百貨の魔法

著 者:村山早紀
出版社:ポプラ社
出版日:2017年10月5日 第1刷 発行
評 価:☆☆☆☆(説明)

 本屋大賞ノミネート作品。著者は昨年は「桜風堂ものがたり」でノミネートされ、第5位になった。出版社は異なるけれど、本書はその姉妹作にあたる。

 舞台は「風早の街」にある「星野百貨店」。50年前に商店街の核となるように建設された老舗百貨店で、街のシンボルのような店。主人公は、ここに勤める従業員やテナントの店員らが、章ごとに入れ代わって務める。エレベーターガール、靴屋の店主、贈答品フロアのマネージャー、郷土資料室の職員、そしてドアマン。

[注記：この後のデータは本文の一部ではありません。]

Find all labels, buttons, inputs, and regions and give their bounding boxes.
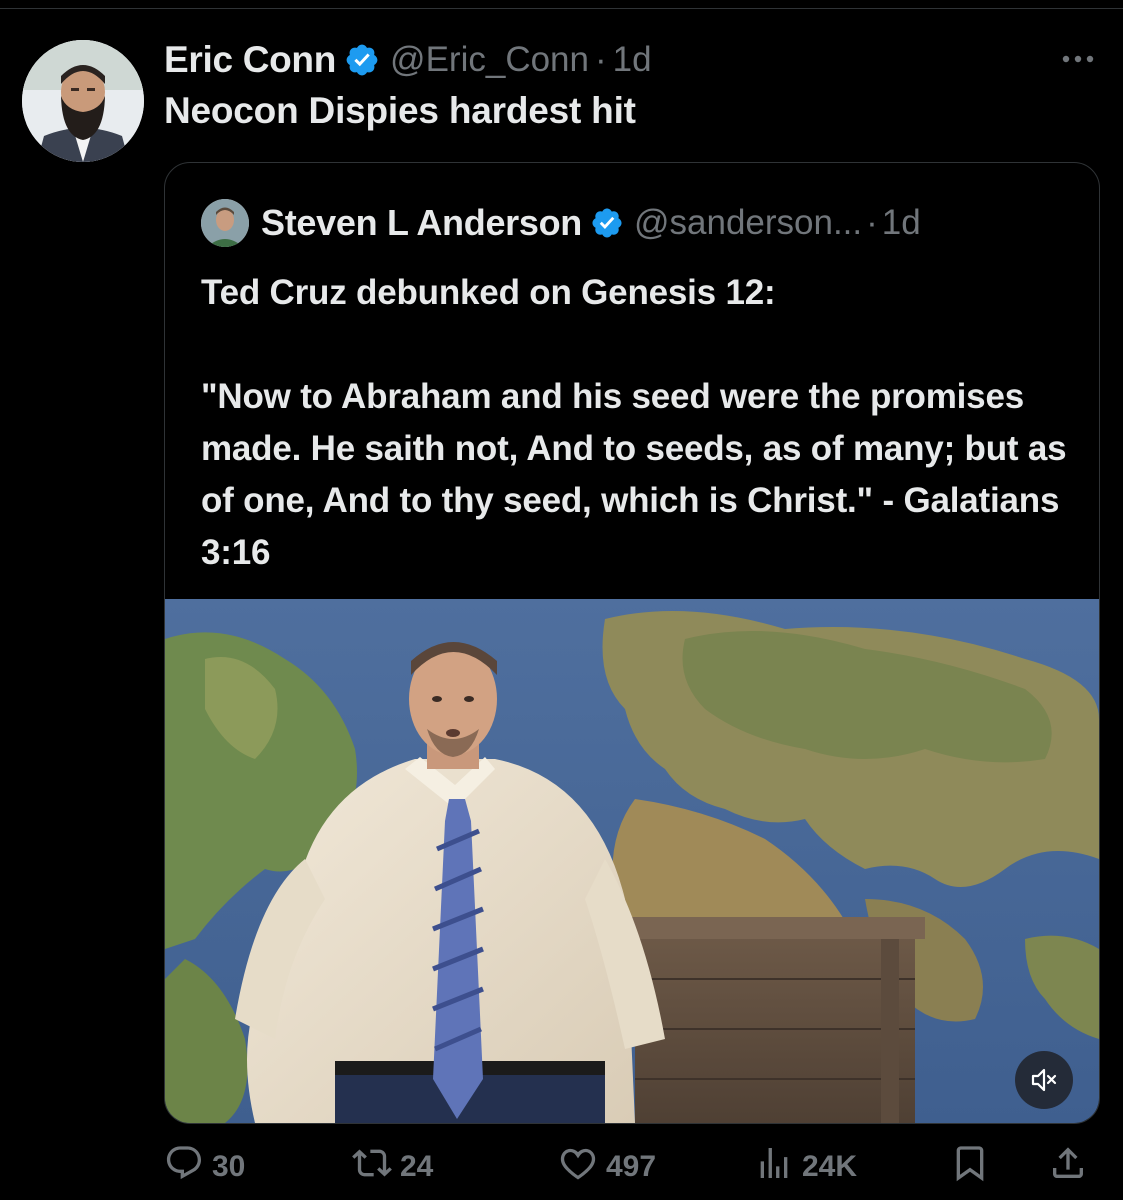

 全体を通して語られるものが2つある。一つは星野百貨店に新しく設けた「コンシェルジュ」に就いた芹沢結子のこと。もう一つは、願いを叶えてくれるという魔法の白い子猫のこと。そして、時にこの2つのことは溶け合って語られる。結子は魔法の猫の化身なのではないか?と。

 著者が「あとがき」で「卵をあたためるように、じっくりと考えてゆきました」と書いているけれど、その通りに丁寧に紡ぎだされた感じのする物語だった。百貨店で働く一人ひとり、訪れるお客さんの一人ひとりに、物語がある。その物語に、この百貨店に流れた50年という時間が、うまく使われている。

 今は、百貨店には厳しい時代だ。スーパーやショッピングモール、ネット通販など、他の業態との競争は分が悪い。そんなご時世に星野百貨店は、ホテルとコンサートホールと映画館を併設して、レストランではピアノの生演奏があり、エレベーターガールまでいる。

 やっていけそうにない。いずれ大きな船が沈むように閉店してしまうだろう。でも、私の街にこんな百貨店があって、そこにこんな人々がいたら素敵だな、と思う。そして...やっぱり、こんな人々と「魔法の猫」がいたら、この厳しい時代も乗り越えられそうだ。